Opinion 15-190

October 22, 2015


Digest:         A judge may not serve on the board of a not-for-profit agency that offers traffic safety education programs to which the judge may make referrals.


Rules:          22 NYCRR 100.2; 100.2(A); 100.2©); 100.4(A)(1)-(3); 100.4(C)(3)(a)(i); Opinions 11-44; 08-103; 07-81; 07-02; 02-91; 00-101/00-104; 98-10.


         A part-time judge asks if he/she may serve without compensation on the board of directors for a not-for-profit agency with a broad educational mission that includes certain traffic safety education programs. Defendants in the judge’s court are occasionally required to attend such programs. While the judge would not personally participate in teaching the programs, he/she would, as a board member, have general oversight over all programming.

         A judge must always avoid even the appearance of impropriety (see 22 NYCRR 100.2), must always act to promote public confidence in the judiciary’s integrity and impartiality (see 22 NYCRR 100.2[A]), and must not lend the prestige of judicial office to advance private interests (see 22 NYCRR 100.2[C]). All judges may generally serve on a not-for-profit’s board, if the entity is unlikely to “be engaged in proceedings that ordinarily would come before the judge” (see 22 NYCRR 100.4[C][3][a][i]), but the judge’s extra-judicial activities also must not cast reasonable doubt on his/her impartiality or otherwise conflict with judicial duties (see generally 22 NYCRR 100.4[A][1]-[3]).
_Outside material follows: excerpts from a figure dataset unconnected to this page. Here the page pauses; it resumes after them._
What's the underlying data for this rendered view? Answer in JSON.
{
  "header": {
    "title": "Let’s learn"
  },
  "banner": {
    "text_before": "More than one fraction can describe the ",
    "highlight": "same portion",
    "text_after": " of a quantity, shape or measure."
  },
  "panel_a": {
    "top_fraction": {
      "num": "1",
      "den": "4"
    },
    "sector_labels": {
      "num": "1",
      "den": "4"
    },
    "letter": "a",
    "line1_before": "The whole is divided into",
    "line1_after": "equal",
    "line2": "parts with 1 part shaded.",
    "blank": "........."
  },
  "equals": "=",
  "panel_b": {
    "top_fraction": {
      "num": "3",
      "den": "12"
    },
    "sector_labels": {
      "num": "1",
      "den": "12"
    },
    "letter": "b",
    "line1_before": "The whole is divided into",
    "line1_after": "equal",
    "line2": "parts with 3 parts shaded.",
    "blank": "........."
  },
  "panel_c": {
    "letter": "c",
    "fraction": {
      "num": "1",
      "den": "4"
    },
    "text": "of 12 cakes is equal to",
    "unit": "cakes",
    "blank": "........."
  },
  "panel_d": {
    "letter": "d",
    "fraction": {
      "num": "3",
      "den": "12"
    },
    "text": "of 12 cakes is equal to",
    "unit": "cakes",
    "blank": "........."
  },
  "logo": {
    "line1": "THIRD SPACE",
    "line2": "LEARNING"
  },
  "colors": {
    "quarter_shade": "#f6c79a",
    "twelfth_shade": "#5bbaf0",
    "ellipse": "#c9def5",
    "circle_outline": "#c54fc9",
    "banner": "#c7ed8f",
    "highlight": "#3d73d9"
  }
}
         The Committee has previously advised judges not to serve on the board of directors of organizations or agencies to which a judge, directly or indirectly, refers cases, defendants or litigants (see Opinions 11-44 [founding group or board of directors of charter school operated by corporation with Department of Social Service contract to operate Persons in Need of Supervision diversion program serving youth who appear before judge]; 08-103 [board of directors of not-for-profit entity providing classes to at-risk defendants in cases before judge]; 07-02 [board of directors of not-for-profit center providing therapeutic visitation services to persons directly or indirectly referred by judge’s court, and whose employees are likely to be involved in proceedings in judge’s court]; 02-91 [board of directors of not-for-profit organization operating residential service programs where judge may indirectly refer children]; 00-101/00-104 [board of directors of not-for-profit entity providing sentencing alternatives in judge’s court or of youth shelter where judge may send youth unable to make bail]; 98-10 [board of directors of drug treatment entity where cases in judge’s court are assigned]; compare Opinion 07-81 [judge may serve on board of directors of not-for-profit charity providing residences, medical and mental health services to orphans, foster children and adults with disabilities, where organization would not appear in, or receive direct or indirect referrals from, judge’s court]).

         In plea agreements in vehicle and traffic cases, defendants in this judge’s court may be told to attend the not-for-profit agency’s safety programs. Although they are a relatively small part of the agency’s overall educational programming, the Committee concludes there would be, at the very least, an appearance of impropriety due to this apparent conflict between the judge’s adjudicative duties and his/her role as a board member.

         Therefore, the judge may not serve on the agency’s board of directors.